Is $L_{\omega+1}$ uncountable? I'm trying to understand the constructible universe, but I'm having trouble understanding what $\operatorname{Def}(X)$ means (especially since I don't really understand the $\models$ symbol).
Is $L_{\omega+1}$ an uncountable set? Why or why not? If not, what's the smallest $\alpha$ for which $L_\alpha$ is uncountable?
Also, if anyone can explain the $\models$ notation used in the article (or provide a link to an explanation), that would be very helpful.
 A: The set $\mathrm{Def}(X)$ consists of all subsets of $X$ first-order definable in the structure $(X,\in)$ from parameters.
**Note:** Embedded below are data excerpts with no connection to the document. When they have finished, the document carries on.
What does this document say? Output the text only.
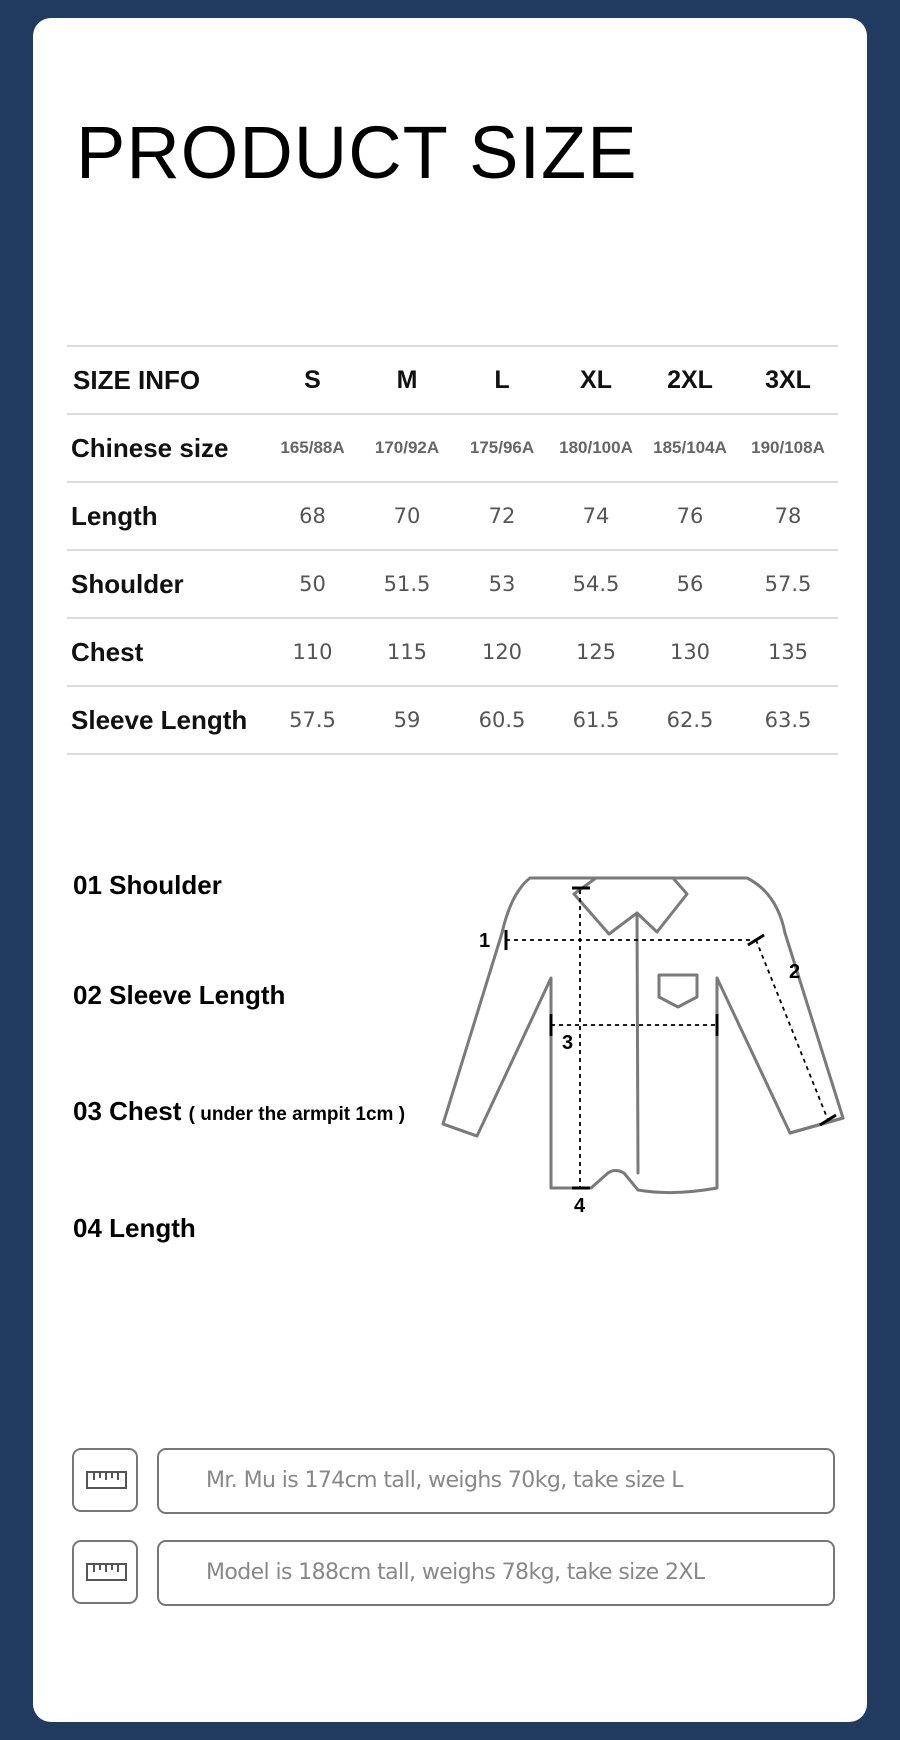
PRODUCT SIZE
SIZE INFO	S	M	L	XL	2XL	3XL
Chinese size	165/88A	170/92A	175/96A	180/100A	185/104A	190/108A
Length	68	70	72	74	76	78
Shoulder	50	51.5	53	54.5	56	57.5
Chest	110	115	120	125	130	135
Sleeve Length	57.5	59	60.5	61.5	62.5	63.5
01 Shoulder
02 Sleeve Length
03 Chest ( under the armpit 1cm )
04 Length
1
2
3
4
Mr. Mu is 174cm tall, weighs 70kg, take size L
Model is 188cm tall, weighs 78kg, take size 2XL
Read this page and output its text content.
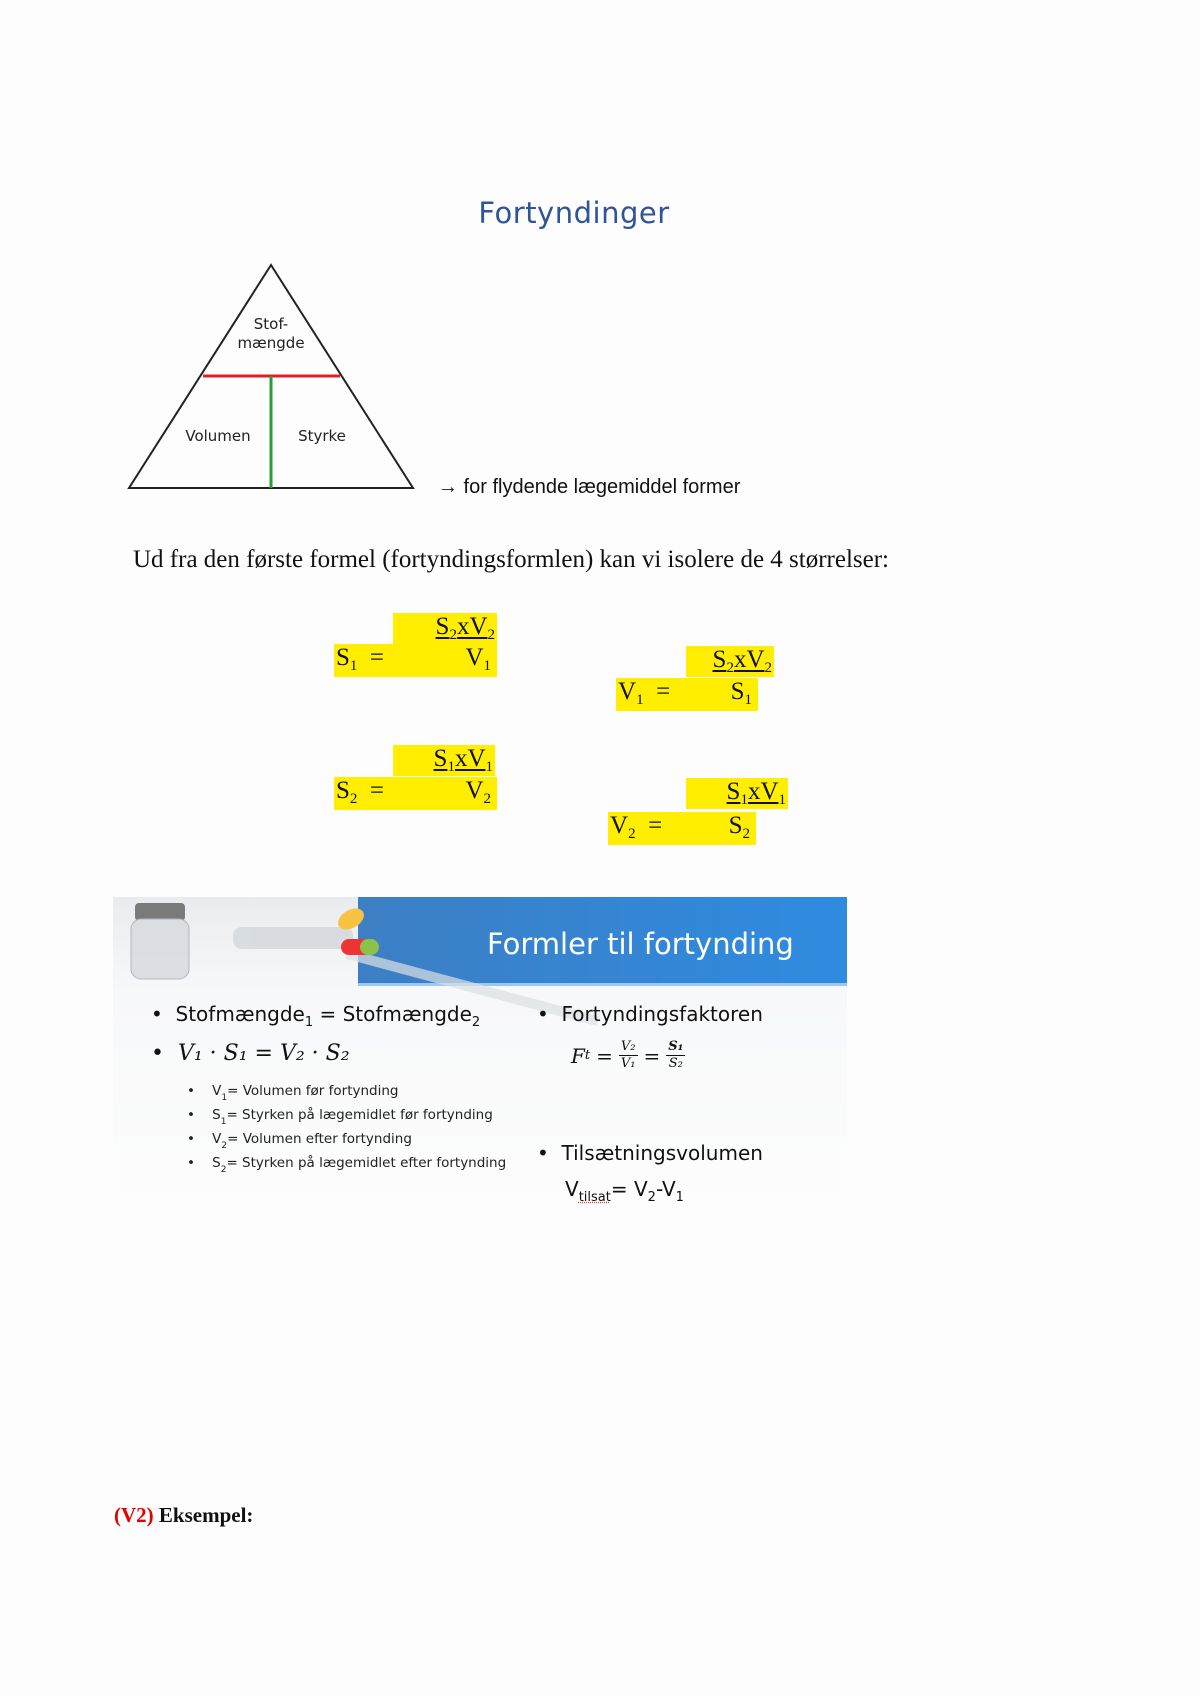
Fortyndinger
Stof-
mængde
Volumen	Styrke
→ for flydende lægemiddel former
Ud fra den første formel (fortyndingsformlen) kan vi isolere de 4 størrelser:
$S_2xV_2$
$S_1$  =	$V_1$	$S_2xV_2$
$V_1 = S_1$
$S_1xV_1$
$S_2$  =	$V_2$	$S_1xV_1$
$V_2$  =	$S_2$
Formler til fortynding
•  Stofmængde$_1$ = Stofmængde$_2$
•  V₁ · S₁ = V₂ · S₂
•    $V_1=$ Volumen før fortynding
•    $S_1=$ Styrken på lægemidlet før fortynding
•    $V_2=$ Volumen efter fortynding
•    $S_2=$ Styrken på lægemidlet efter fortynding
•  Fortyndingsfaktoren
F $t = \frac{\text{V₂}}{\text{V₁}} = \frac{\text{S₁}}{\text{S₂}}$
•  Tilsætningsvolumen
$V_{tilsat}= V_2-V_1$
(V2) Eksempel:
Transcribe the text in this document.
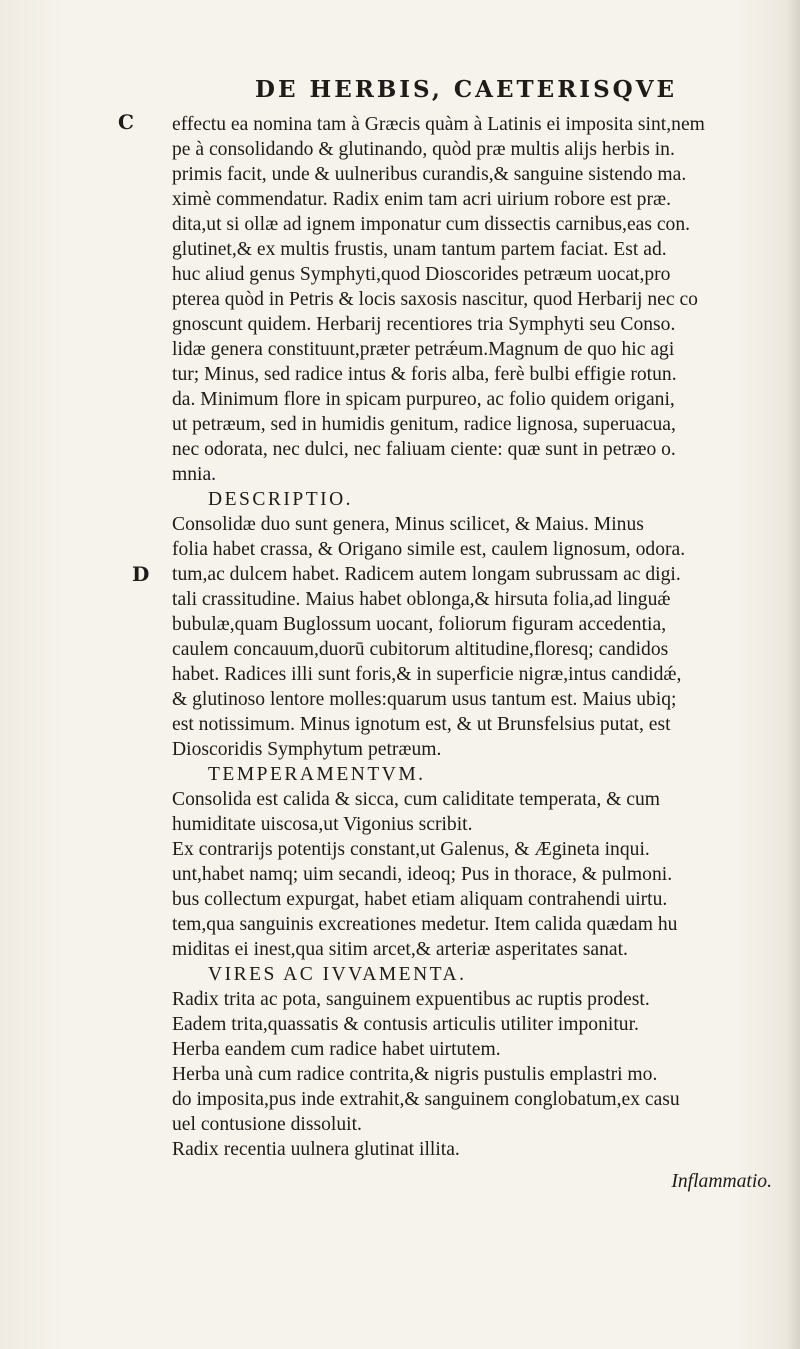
DE HERBIS, CAETERISQVE
C
D
effectu ea nomina tam à Græcis quàm à Latinis ei imposita sint,nem
pe à consolidando & glutinando, quòd præ multis alijs herbis in.
primis facit, unde & uulneribus curandis,& sanguine sistendo ma.
ximè commendatur. Radix enim tam acri uirium robore est præ.
dita,ut si ollæ ad ignem imponatur cum dissectis carnibus,eas con.
glutinet,& ex multis frustis, unam tantum partem faciat. Est ad.
huc aliud genus Symphyti,quod Dioscorides petræum uocat,pro
pterea quòd in Petris & locis saxosis nascitur, quod Herbarij nec co
gnoscunt quidem. Herbarij recentiores tria Symphyti seu Conso.
lidæ genera constituunt,præter petrǽum.Magnum de quo hic agi
tur; Minus, sed radice intus & foris alba, ferè bulbi effigie rotun.
da. Minimum flore in spicam purpureo, ac folio quidem origani,
ut petræum, sed in humidis genitum, radice lignosa, superuacua,
nec odorata, nec dulci, nec faliuam ciente: quæ sunt in petræo o.
mnia.
DESCRIPTIO.
Consolidæ duo sunt genera, Minus scilicet, & Maius. Minus
folia habet crassa, & Origano simile est, caulem lignosum, odora.
tum,ac dulcem habet. Radicem autem longam subrussam ac digi.
tali crassitudine. Maius habet oblonga,& hirsuta folia,ad linguǽ
bubulæ,quam Buglossum uocant, foliorum figuram accedentia,
caulem concauum,duorū cubitorum altitudine,floresq; candidos
habet. Radices illi sunt foris,& in superficie nigræ,intus candidǽ,
& glutinoso lentore molles:quarum usus tantum est. Maius ubiq;
est notissimum. Minus ignotum est, & ut Brunsfelsius putat, est
Dioscoridis Symphytum petræum.
TEMPERAMENTVM.
Consolida est calida & sicca, cum caliditate temperata, & cum
humiditate uiscosa,ut Vigonius scribit.
Ex contrarijs potentijs constant,ut Galenus, & Ægineta inqui.
unt,habet namq; uim secandi, ideoq; Pus in thorace, & pulmoni.
bus collectum expurgat, habet etiam aliquam contrahendi uirtu.
tem,qua sanguinis excreationes medetur. Item calida quædam hu
miditas ei inest,qua sitim arcet,& arteriæ asperitates sanat.
VIRES AC IVVAMENTA.
Radix trita ac pota, sanguinem expuentibus ac ruptis prodest.
Eadem trita,quassatis & contusis articulis utiliter imponitur.
Herba eandem cum radice habet uirtutem.
Herba unà cum radice contrita,& nigris pustulis emplastri mo.
do imposita,pus inde extrahit,& sanguinem conglobatum,ex casu
uel contusione dissoluit.
Radix recentia uulnera glutinat illita.
Inflammatio.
What matters here is that there are only countably many formulas, and only $|X^{<\omega}|$ possible tuples of parameters from $X$, so there are only $\aleph_0|X^{<\omega}|$ possible elements in $\mathrm{Def}(X)$. If $X$ is countable, this means that $\mathrm{Def}(X)$ is also countable.
If you are not comfortable with the description of $\mathrm{Def}$ in terms of first-order definability, note that this set can also be realized by applying to $X$ a countable number of (finitary) operations, explicitly listed for instance in Chapter V of the first edition of Kunen's set theory book. These operations correspond to Boolean operators (underlying the fact that if $\phi,\psi$ are formulas, so are $\lnot\phi$ and $\phi\land\psi$) and projections (underlying the fact that if $\phi$ is a formula, so is $\exists x\,\phi$). Again, this implies, by the same counting as in the previous paragraph, that $\mathrm{Def}(X)$ is countable if $X$ is. 
An easy inductive argument now gives us that if $\alpha$ is a countable ordinal, then $L_\alpha$ is countable as well. On the other hand, another (slightly more involved) inductive argument shows that $L_\alpha\subsetneq L_{\alpha+1}$ for all $\alpha$, which implies that $L_{\omega_1}$ is uncountable.